In chronic nonspecific lung diseases, pulmonary hypertension can be reduced with the help of such medications6

  • slow calcium channel blockers
  • aminophylline
  • nitrates

But they do not affect the life expectancy of people with PH, which was proven by studies no more than 20-30 years ago. It is possible to reduce PH and increase life expectancy with long-term low-flow oxygen therapy.

Taking diuretics reduces the severity of right ventricular failure. But when prescribing, some caution is needed, because in patients with pulmonary hypertension, large diuresis can reduce the preload on the right ventricle and cardiac output will decrease. A relevant drug is furosemide, which is prescribed at a dose of 20-40 mg per day. Taken orally. Hydrochlorothiazide is also effective at a dose of 50 mg/day orally.
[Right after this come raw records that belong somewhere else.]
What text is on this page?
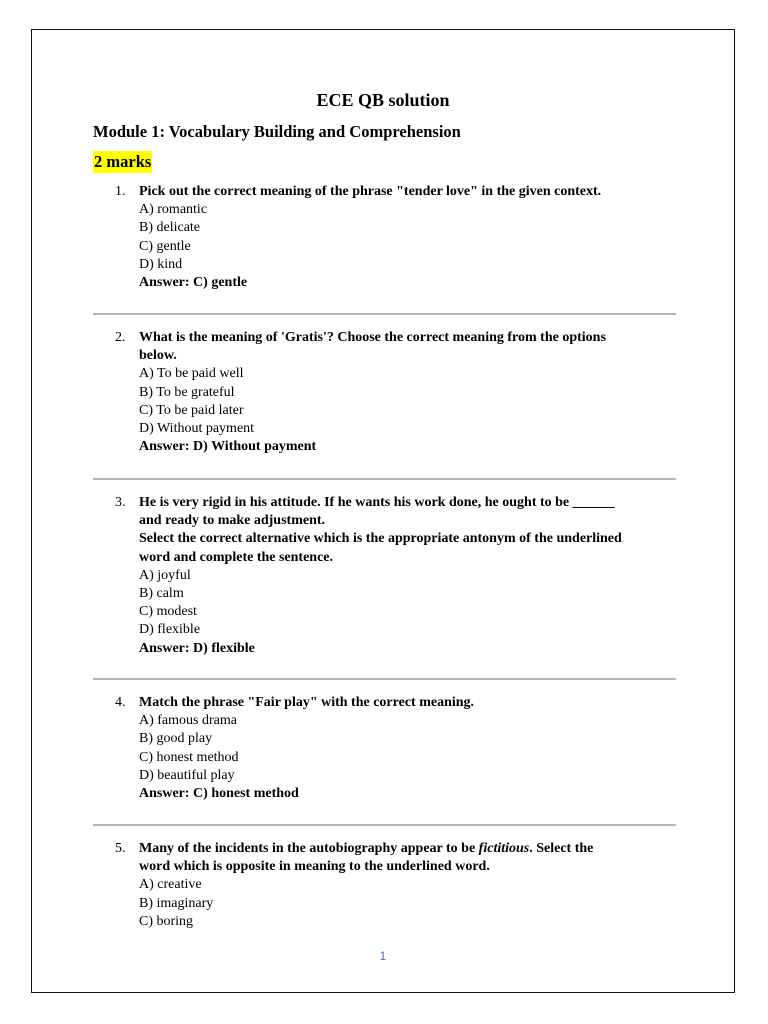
ECE QB solution
Module 1: Vocabulary Building and Comprehension
2 marks
1. Pick out the correct meaning of the phrase "tender love" in the given context.
A) romantic
B) delicate
C) gentle
D) kind
Answer: C) gentle
2. What is the meaning of 'Gratis'? Choose the correct meaning from the options
below.
A) To be paid well
B) To be grateful
C) To be paid later
D) Without payment
Answer: D) Without payment
3. He is very rigid in his attitude. If he wants his work done, he ought to be ______
and ready to make adjustment.
Select the correct alternative which is the appropriate antonym of the underlined
word and complete the sentence.
A) joyful
B) calm
C) modest
D) flexible
Answer: D) flexible
4. Match the phrase "Fair play" with the correct meaning.
A) famous drama
B) good play
C) honest method
D) beautiful play
Answer: C) honest method
5. Many of the incidents in the autobiography appear to be fictitious. Select the
word which is opposite in meaning to the underlined word.
A) creative
B) imaginary
C) boring
1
Slow calcium channel blockers are used to reduce pulmonary artery pressure in patients with established pulmonary hypertension. The effect is exerted by nifedipine at a dose of 30-240 mg/day or diltiazem at a dose of 120-900 mg/day.

Cardiac glycosides are not effective drugs for the treatment of patients with PH. They can be used in small doses for atrial fibrillation to slow the heart rate. It should be taken into account that in patients with PH, glycoside intoxication develops faster as a result of hypoxemia and hypokalemia during diuretic therapy.

If drug treatment does not produce results, lung or heart-lung transplantation is recommended.